ECLI:NL:RBZWB:2022:7647
Rechtbank Zeeland-West-Brabant
- Vereenvoudigde behandeling
- Rechtspraak.nl
Niet-ontvankelijkheid van beroep wegens ontbreken machtiging en gronden van beroep
Op 16 december 2022 heeft de Rechtbank Zeeland-West-Brabant uitspraak gedaan in de zaak tussen de belanghebbende en de ontvanger van de belastingdienst. De belanghebbende heeft beroep ingesteld tegen de uitspraak op bezwaar van de ontvanger van 16 juni 2022, die betrekking had op de in rekening gebrachte dwangbevelkosten op de aanslag vennootschapsbelasting over het jaar 2021. De rechtbank heeft vastgesteld dat het beroep kennelijk niet-ontvankelijk is, omdat de gemachtigde van de belanghebbende geen machtiging heeft overgelegd waaruit blijkt dat hij bevoegd is om namens de belanghebbende beroep in te stellen. Dit is in strijd met artikel 8:24, tweede lid, van de Algemene wet bestuursrecht (Awb).

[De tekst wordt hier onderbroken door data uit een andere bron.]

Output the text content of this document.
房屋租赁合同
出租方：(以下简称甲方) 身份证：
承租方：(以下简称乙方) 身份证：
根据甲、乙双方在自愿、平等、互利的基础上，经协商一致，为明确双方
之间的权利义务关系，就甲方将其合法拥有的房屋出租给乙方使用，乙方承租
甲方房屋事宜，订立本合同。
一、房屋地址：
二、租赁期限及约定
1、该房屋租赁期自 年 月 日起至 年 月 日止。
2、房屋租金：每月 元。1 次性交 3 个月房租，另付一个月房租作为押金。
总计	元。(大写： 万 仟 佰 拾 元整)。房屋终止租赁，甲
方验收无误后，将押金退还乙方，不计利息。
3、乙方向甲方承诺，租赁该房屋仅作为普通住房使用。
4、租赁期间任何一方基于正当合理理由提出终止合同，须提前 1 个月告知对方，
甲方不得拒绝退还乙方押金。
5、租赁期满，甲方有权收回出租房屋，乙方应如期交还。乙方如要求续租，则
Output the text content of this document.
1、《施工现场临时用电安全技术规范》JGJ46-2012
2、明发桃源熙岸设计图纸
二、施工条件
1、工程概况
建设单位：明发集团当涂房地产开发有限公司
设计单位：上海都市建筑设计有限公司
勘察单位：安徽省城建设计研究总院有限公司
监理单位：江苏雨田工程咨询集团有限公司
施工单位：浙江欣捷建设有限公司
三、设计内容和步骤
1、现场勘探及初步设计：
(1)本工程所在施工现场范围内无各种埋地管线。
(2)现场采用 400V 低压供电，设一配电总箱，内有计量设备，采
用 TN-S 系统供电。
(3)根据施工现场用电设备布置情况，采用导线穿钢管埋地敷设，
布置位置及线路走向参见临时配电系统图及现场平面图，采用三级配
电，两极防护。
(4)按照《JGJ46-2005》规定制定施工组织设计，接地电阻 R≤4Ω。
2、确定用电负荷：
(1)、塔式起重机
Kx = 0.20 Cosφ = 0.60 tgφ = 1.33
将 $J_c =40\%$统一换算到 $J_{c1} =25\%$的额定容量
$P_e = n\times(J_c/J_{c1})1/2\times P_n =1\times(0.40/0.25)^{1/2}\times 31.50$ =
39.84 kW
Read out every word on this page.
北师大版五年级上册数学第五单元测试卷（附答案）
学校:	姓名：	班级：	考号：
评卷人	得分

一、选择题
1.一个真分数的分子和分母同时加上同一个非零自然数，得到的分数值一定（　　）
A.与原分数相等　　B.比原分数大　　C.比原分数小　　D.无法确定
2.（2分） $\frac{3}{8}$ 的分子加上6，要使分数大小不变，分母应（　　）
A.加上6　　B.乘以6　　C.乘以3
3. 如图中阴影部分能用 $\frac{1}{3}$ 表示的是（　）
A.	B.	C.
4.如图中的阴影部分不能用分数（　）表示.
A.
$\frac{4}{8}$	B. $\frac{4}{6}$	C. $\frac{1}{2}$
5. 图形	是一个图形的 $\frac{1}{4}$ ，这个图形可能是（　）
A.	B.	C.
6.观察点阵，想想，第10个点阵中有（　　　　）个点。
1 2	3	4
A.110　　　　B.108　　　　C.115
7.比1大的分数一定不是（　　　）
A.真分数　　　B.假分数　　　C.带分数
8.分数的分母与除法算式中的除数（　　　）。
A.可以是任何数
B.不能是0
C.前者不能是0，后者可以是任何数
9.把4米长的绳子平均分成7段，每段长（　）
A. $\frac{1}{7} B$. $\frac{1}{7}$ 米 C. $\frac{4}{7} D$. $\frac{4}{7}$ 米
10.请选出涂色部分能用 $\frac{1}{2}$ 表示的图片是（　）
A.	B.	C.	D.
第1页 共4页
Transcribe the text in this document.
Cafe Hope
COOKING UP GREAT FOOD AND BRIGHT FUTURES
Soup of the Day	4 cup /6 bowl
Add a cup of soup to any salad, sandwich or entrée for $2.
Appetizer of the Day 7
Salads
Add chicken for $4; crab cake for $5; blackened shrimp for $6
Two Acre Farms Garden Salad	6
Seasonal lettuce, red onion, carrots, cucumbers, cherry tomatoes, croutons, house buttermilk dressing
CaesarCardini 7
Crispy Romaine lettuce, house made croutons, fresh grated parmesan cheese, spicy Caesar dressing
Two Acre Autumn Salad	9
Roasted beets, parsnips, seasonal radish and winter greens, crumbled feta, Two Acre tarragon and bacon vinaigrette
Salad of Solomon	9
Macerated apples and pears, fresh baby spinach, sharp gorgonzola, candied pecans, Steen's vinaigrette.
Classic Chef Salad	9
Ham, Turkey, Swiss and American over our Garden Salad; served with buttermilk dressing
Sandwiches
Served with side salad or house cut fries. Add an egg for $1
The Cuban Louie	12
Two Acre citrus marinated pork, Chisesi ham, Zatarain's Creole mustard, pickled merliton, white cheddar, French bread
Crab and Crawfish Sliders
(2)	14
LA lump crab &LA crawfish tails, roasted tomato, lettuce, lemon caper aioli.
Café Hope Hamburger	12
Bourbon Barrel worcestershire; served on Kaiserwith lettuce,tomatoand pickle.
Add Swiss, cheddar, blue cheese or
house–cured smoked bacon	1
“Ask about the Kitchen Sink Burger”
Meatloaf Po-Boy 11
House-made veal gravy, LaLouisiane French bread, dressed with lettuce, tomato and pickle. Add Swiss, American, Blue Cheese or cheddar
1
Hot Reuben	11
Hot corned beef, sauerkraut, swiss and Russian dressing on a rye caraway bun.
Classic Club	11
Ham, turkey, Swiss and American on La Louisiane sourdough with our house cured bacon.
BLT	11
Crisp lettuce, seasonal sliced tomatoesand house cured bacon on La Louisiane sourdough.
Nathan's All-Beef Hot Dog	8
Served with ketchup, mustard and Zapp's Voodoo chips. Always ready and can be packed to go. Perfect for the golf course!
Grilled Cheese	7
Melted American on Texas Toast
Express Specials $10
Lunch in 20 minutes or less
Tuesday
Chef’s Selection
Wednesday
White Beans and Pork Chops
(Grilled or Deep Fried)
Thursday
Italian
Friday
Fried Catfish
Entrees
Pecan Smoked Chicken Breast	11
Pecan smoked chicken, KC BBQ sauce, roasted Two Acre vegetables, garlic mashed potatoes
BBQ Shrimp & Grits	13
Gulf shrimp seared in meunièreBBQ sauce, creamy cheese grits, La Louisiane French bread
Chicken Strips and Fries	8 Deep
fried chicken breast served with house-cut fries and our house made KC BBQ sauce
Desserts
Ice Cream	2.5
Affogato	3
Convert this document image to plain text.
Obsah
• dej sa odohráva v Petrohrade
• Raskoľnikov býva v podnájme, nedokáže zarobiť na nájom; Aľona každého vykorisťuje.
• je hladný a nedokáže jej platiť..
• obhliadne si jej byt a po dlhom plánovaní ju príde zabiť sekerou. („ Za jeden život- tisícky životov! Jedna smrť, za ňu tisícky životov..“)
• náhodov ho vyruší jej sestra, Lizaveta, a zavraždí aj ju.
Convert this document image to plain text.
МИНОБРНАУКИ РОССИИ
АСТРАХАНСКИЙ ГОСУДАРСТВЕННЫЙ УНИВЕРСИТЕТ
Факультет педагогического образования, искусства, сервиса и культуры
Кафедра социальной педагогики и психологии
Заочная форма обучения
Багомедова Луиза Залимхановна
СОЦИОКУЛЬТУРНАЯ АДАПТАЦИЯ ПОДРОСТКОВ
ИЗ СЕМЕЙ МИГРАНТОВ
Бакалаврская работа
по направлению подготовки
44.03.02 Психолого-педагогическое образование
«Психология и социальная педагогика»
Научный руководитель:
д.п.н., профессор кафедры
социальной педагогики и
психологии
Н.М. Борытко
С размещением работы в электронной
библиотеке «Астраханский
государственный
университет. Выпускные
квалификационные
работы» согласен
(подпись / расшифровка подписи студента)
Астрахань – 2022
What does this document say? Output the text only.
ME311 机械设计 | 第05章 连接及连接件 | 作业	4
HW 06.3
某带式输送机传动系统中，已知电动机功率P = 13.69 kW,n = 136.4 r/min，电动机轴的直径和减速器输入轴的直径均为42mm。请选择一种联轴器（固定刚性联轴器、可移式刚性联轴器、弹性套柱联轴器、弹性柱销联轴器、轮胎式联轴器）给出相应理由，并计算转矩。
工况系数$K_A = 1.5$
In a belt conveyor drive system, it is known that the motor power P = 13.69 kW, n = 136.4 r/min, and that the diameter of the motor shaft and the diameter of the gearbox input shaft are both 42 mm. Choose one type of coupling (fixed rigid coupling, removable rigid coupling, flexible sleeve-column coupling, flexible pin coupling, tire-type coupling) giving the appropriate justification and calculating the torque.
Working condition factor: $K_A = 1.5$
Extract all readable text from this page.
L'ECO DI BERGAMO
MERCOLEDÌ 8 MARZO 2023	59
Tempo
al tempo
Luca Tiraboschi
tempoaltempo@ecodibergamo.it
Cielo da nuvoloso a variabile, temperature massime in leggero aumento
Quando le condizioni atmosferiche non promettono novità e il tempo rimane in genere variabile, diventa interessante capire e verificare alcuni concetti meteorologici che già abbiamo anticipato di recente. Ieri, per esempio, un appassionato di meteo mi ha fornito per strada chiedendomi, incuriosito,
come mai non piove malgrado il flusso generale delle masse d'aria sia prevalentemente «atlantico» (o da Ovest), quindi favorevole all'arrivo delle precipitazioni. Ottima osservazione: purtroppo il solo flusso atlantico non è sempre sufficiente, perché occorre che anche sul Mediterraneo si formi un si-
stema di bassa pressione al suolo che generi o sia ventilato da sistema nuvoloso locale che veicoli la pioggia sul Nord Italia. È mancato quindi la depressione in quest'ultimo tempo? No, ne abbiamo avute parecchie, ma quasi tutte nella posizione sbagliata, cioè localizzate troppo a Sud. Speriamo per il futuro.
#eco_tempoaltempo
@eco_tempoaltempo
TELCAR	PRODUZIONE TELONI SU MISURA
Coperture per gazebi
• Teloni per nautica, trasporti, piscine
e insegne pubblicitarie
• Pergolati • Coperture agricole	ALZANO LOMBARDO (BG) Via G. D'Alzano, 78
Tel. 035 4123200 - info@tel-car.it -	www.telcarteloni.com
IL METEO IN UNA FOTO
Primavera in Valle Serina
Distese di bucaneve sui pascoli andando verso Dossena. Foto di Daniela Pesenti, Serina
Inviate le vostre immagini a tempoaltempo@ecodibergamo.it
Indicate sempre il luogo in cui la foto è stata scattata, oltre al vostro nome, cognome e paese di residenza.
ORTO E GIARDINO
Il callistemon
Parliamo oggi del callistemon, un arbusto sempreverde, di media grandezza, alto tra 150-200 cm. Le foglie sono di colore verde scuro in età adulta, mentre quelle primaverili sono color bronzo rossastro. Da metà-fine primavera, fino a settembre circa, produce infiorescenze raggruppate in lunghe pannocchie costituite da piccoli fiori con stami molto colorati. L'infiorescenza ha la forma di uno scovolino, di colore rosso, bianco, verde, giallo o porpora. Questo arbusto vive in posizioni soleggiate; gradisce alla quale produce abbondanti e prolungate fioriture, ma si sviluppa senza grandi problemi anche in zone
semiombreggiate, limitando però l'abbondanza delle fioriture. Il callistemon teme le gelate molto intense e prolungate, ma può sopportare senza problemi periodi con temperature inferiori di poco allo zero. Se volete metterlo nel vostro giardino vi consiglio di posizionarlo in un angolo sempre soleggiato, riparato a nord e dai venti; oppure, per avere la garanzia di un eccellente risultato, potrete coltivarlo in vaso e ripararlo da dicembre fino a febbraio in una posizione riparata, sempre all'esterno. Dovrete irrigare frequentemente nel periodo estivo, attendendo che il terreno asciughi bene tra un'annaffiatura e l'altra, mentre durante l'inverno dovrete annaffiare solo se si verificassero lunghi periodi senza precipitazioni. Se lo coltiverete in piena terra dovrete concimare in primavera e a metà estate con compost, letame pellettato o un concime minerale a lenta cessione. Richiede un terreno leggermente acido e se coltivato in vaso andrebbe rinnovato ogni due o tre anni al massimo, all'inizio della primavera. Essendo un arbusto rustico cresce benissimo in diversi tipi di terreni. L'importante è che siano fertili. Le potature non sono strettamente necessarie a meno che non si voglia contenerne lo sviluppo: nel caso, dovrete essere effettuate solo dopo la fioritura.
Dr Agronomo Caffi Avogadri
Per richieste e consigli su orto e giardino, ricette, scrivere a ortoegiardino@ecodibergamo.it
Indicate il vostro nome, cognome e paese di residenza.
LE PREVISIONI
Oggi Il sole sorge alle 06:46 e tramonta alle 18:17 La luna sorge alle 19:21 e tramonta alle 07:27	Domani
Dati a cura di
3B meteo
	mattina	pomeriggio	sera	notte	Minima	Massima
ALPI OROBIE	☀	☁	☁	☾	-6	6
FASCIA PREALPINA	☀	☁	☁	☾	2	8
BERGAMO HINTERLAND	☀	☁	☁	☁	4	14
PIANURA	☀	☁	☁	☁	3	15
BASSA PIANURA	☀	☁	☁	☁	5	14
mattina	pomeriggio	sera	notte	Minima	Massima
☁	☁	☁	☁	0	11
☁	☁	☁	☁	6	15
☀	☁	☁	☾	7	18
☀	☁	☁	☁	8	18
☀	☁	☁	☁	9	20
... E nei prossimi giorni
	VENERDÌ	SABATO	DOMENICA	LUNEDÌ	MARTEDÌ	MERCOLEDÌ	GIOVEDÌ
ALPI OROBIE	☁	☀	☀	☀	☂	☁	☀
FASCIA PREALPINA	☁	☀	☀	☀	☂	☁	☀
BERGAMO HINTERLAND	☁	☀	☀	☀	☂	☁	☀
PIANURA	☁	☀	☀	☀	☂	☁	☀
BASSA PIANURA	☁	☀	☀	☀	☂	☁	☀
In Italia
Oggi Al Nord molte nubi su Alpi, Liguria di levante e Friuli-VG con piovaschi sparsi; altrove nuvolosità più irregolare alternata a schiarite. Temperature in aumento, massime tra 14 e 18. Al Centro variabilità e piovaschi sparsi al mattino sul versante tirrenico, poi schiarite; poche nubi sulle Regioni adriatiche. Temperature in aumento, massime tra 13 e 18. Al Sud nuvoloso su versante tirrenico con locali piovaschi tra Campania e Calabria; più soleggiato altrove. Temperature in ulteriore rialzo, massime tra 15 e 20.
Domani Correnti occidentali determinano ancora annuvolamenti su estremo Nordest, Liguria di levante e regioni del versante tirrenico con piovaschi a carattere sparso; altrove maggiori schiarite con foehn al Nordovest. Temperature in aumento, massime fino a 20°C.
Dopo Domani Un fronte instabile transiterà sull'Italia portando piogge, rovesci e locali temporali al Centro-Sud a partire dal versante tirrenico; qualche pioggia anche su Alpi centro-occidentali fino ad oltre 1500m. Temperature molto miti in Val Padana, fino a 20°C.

Daarnaast heeft de gemachtigde ook geen gronden van beroep vermeld in het beroepschrift, wat in strijd is met artikel 6:5, eerste lid, aanhef en onder d, van de Awb. De rechtbank heeft de gemachtigde in de gelegenheid gesteld om deze verzuimen te herstellen, maar dit is niet gebeurd. De rechtbank heeft de gemachtigde bij brief van 1 augustus 2022 en opnieuw bij aangetekende brief van 15 september 2022 verzocht om binnen een bepaalde termijn de verzuimen te herstellen. Aangezien de gemachtigde hier niet op heeft gereageerd, heeft de rechtbank geconcludeerd dat er geen verontschuldiging voor het verzuim is gebleken.
De rechtbank heeft daarom het beroep kennelijk niet-ontvankelijk verklaard en er is geen aanleiding voor een proceskostenveroordeling. De uitspraak is gedaan door mr. S.A.J. Bastiaansen, rechter, in aanwezigheid van N. Plasman, griffier, en is openbaar gemaakt op www.rechtspraak.nl.